One of the deepest gifts of meditation for me is that the rewards of meditation are potentially infinite. Here are some of them.

1. Meditation calms the mind and brings equanimity.
2. It teaches us to accept whatever happens with perfect trust.
3. It enables us to connect with the wisdom of our bodies
and the wisdom of the present moment.
4. It helps us cope with pain, reduce stress, and alleviate suffering.
5. It allows the innate wisdom planted within us to blossom.
6. Through meditation, we heal ourselves.
7. Calming our minds creates peace within us and peace for those with whom we interact.

These gifts have guided me into a new relationship with chronic pain, and they can guide all of us into skillful relationships with the challenges of aging as they occur.
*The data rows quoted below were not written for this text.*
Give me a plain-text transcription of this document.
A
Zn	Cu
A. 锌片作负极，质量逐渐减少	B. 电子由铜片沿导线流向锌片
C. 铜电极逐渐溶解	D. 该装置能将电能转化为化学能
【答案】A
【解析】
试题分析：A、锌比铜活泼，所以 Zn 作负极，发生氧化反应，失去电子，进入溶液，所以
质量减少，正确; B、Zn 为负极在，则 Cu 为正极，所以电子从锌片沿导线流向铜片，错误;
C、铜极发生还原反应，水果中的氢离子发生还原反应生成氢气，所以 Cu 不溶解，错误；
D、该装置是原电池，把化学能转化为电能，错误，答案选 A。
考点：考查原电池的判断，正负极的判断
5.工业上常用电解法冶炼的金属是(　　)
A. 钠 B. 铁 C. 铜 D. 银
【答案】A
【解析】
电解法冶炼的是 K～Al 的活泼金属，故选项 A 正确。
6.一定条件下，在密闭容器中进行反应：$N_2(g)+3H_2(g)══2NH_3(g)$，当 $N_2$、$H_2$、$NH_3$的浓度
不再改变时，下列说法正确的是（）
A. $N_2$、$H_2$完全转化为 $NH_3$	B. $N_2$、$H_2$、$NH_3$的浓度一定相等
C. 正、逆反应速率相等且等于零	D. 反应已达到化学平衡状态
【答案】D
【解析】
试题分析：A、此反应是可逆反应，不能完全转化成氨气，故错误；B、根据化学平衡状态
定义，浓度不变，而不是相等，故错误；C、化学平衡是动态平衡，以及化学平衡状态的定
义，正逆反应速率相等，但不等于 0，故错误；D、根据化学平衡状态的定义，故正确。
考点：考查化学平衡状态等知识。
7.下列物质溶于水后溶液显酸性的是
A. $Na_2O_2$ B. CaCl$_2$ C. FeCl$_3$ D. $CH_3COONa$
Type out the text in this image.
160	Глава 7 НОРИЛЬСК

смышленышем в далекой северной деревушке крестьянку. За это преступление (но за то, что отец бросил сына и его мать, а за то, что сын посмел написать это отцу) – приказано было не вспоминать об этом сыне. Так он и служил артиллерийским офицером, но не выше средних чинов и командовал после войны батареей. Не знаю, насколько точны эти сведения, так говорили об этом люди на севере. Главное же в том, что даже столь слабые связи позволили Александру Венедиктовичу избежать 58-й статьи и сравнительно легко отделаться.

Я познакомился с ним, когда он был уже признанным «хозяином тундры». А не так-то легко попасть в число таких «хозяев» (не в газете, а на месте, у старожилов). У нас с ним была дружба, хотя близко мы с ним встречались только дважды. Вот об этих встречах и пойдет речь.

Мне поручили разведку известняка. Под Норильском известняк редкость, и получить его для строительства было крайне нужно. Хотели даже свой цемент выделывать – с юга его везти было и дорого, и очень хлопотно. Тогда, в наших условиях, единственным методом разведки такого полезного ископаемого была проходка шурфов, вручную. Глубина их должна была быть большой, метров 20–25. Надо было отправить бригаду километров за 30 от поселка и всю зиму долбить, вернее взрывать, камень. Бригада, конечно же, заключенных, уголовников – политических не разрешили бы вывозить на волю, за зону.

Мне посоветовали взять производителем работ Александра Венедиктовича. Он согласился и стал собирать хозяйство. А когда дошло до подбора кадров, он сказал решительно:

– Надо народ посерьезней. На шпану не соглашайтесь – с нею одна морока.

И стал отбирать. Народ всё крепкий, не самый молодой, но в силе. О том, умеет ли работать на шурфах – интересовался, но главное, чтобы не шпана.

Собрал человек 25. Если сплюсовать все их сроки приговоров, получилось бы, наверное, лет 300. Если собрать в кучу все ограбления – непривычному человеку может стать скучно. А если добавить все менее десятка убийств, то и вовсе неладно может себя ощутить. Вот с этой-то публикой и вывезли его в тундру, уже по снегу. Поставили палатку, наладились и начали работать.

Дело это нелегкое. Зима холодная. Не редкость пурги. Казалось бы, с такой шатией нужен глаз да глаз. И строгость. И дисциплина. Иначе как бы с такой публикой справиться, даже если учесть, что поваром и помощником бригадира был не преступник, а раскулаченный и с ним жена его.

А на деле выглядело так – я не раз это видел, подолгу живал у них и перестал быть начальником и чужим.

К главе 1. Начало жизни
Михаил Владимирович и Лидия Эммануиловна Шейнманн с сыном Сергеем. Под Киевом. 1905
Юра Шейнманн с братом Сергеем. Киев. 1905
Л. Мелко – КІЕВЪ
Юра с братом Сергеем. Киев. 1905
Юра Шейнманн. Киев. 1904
As I learned from the headaches, dealing with these challenges unskillfully will only increase our suffering. Instead, let us open ourselves up to them and let them become our best teachers and let us quiet our minds to allow the body’s natural healing powers to flourish. By doing so, we will enjoy our lives in the present moment as we age gracefully, finding happiness and peace as we express our gratitude for having been blessed with the greatest gift of all, the gift of being alive.